Among last week’s cancellation announcements, NBC announced About a Boy, Jason Katims’ adaptation of the movie based on Nick Hornby’s novel, would not be returning for a third season. The news wasn’t surprising considering the series’ low ratings on a network that was grasping for a hit comedy. (See One Big Happy.) Save for People are Talking, the peacock’s fall lineup has only dramas and variety shows in the immediate future.
Unlike the network’s other comedies from the past two years, About a Boy wasn’t dead before the pilot aired. It was based on a well-received 2002 movie with plenty of material ripe for exploration. The show also had the power of Jason Katims, who produced the excellent Friday Night Lights and brought the surprisingly successful adaptation of Parenthood to television. Throw in a very likable cast that included David Walton (New Girl), Minnie Driver (Grosse Pointe Blank) and Al Madrigal (The Daily Show), and there was a lot to like in this show about male-arrested development.
Yet despite all these winning ingredients, About a Boy never reached the heights of Katims’ past work. With the show coming to an end, we should look back at what fulfilled this promise and where it fell short.
Up to this point, Walton — who played Will, the wealthy songwriter sitting in arrested development as his best friends got married and had kids — has run the gamut when it comes to NBC shows. Most notably, he starred in Quarterlife, the canceled ensemble piece that attempted to combine similar issues with internet age. Walton clearly has this type of character down and while there is an inherent douchy-ness in his performance, he wielded it as if he was Jamie Lannister, pre-sans sword hand.
In the series’ first great episode, “About a Godfather,” he also showed his emotional range, babysitting the children of his best friend, Andy. Will’s role, and in turn Walton’s performance, only got better with the introduction of Sam (Adrianne Palicki, Friday Night Lights) as a romantic interest. With this and Will’s newfound father-figure role, Walton captured the character’s arc very well. I hope he eventually finds a hit.
One of the reasons I follow Katims’ shows is because of the way he commits to their world. This goes beyond About a Boy‘s inclusion of Parenthood‘s Crosby (Dax Shepard). Just as Parenthood and Friday Night Lights had no problems calling back to small moments from past episodes, About a Boy recalled events not just from the previous week, but also two, three and four episodes back without feeling the need to hammer on them as if they were major plot points. These small moments rewarded audiences that stuck with those shows by building them into a living, breathing world — something usually lost on network sitcoms and dramas.
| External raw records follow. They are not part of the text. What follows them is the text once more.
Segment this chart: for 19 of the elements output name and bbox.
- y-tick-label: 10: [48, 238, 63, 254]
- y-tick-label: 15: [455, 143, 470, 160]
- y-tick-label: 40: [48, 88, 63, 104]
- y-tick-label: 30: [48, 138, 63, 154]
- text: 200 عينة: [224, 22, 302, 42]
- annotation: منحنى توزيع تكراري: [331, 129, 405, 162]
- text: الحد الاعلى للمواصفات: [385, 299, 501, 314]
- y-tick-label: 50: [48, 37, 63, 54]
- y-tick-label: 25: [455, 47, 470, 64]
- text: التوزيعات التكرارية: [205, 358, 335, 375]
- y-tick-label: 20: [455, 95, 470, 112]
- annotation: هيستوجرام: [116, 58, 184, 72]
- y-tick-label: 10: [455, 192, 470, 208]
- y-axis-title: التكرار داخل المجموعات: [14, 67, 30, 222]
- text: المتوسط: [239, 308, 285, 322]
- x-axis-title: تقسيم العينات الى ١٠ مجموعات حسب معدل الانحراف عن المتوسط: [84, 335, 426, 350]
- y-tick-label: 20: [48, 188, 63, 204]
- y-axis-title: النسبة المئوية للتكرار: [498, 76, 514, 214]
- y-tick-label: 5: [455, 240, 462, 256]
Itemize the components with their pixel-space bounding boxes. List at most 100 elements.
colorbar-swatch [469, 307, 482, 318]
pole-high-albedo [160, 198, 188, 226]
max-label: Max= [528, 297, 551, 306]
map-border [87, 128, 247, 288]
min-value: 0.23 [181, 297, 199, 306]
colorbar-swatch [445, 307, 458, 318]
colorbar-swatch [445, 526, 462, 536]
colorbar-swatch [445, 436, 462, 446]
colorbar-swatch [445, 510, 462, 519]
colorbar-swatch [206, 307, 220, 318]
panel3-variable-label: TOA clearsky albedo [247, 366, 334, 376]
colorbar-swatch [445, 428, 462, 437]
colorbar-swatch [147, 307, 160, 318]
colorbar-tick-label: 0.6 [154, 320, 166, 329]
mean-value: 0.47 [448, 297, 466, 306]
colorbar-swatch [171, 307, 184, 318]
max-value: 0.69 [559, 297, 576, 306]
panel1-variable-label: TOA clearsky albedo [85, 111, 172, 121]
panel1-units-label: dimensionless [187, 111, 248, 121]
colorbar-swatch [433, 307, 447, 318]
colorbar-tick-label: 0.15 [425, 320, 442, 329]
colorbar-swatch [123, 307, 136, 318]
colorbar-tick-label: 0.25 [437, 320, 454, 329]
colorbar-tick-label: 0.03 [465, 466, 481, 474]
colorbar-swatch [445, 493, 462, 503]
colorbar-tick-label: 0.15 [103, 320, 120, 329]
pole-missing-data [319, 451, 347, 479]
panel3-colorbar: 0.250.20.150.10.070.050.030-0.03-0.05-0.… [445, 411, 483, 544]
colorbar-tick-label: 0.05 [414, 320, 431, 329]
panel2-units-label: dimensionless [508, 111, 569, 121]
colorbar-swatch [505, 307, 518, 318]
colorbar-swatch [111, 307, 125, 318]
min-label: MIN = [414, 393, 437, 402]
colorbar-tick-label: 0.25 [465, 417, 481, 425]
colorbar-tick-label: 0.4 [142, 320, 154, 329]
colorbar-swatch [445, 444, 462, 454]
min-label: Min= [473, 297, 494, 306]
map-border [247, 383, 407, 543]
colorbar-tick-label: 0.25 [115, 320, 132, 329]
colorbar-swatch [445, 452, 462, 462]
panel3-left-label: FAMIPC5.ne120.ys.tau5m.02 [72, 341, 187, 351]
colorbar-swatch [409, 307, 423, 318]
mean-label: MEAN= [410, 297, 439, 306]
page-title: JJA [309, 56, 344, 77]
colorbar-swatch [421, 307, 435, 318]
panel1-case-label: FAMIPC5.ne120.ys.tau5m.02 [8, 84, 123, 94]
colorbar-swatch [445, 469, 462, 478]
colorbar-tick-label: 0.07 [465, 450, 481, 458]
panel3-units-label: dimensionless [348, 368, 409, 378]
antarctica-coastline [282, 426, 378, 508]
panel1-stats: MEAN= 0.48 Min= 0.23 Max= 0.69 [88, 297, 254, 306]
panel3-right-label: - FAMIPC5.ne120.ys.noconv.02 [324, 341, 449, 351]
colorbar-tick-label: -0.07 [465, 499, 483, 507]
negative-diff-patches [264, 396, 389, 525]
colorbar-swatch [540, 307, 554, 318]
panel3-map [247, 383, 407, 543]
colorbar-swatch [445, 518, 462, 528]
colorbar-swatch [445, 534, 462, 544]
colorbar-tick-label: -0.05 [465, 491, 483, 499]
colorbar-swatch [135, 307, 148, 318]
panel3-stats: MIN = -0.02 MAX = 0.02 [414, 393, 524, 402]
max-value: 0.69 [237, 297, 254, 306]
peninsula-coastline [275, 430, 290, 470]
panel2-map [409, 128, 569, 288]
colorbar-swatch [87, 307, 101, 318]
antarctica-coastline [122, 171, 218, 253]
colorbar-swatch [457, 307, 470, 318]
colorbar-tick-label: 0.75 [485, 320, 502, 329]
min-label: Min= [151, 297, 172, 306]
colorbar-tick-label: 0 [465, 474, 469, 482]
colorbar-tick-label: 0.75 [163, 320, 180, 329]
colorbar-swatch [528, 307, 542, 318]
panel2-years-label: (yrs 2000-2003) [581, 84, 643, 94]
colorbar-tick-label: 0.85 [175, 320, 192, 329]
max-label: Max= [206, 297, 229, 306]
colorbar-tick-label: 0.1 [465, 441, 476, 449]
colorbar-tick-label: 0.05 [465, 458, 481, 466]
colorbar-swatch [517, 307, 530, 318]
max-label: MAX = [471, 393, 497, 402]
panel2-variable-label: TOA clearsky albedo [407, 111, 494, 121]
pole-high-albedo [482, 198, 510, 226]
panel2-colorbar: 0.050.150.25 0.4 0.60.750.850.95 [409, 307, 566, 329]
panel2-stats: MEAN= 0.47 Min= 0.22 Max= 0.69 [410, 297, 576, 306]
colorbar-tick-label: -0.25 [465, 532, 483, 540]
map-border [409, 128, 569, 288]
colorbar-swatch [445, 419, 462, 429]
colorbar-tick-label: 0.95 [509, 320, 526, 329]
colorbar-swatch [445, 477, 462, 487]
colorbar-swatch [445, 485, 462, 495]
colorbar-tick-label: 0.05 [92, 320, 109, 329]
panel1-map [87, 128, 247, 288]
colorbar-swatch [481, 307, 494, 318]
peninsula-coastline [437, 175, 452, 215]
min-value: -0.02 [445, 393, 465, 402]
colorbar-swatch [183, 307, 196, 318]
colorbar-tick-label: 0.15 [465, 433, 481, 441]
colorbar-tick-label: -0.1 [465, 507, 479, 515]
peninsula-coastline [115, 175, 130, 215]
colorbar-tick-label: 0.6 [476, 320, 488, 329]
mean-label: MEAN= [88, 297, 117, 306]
As I mentioned, the build-up to and execution of the first season finale was the show at its best. Part of that was due to serving as a series finale — which Katims’ shows have been forced into multiple times, only to have to regroup for the next season. This has worked out excellently, as with the end of Friday Night Lights’ third season and the start of its fourth.
About a Boy did the same with its first season ending with Will living with Sam in New York, only to restart when an unexpected renewal came. The series spent the next two episodes getting him back to San Francisco, returning to the show’s original dynamic and eliminating Sam, one of the show’s best characters. This was a poorly executed attempt, resulting in the show forcing itself into its half-hour sitcom format.
That was probably the biggest challenge for the show, despite the half-hour episodes and One Direction-laden marketing. About a Boy‘s sense of humor was closer to that of the movie and Katims’ hour-long dramas, rather than a wacky sitcom tone.
In movies and TV dramas, storylines resolve themselves over a season. In sitcoms, stories play out in single episodes and the show resets after every 30 minutes. About a Boy never found its stride having to fit that format, with highs and lows akin to a show finding its footing during its first season. Katims worked to fit season-long stories into a show more like a typical sitcom, but couldn’t make it work as a consistent whole.
NBC’s cancellation doesn’t bode well for sitcoms like About a Boy. Sports Night proved 17 years ago that it’s difficult for a sitcom to break the genre mold. Katims’ dramas have always found their comedic elements seamlessly, but it doesn’t work the other way around. Walton, Driver and all of the show’s actors did everything they could to make About a Boy work. And for many episodes, they succeeded.
Katims just finished a new single-camera pilot (directed by Ant-Man‘s Peyton Reed) for a show titled Ellen More or Less, which wasn’t part of NBC’s upfront presentation. But it wouldn’t be surprising to find the show in position for a mid-season replacement on the network’s schedule. Hopefully, that project finds a larger audience and greater success than About a Boy, which also premiered around the same time of year.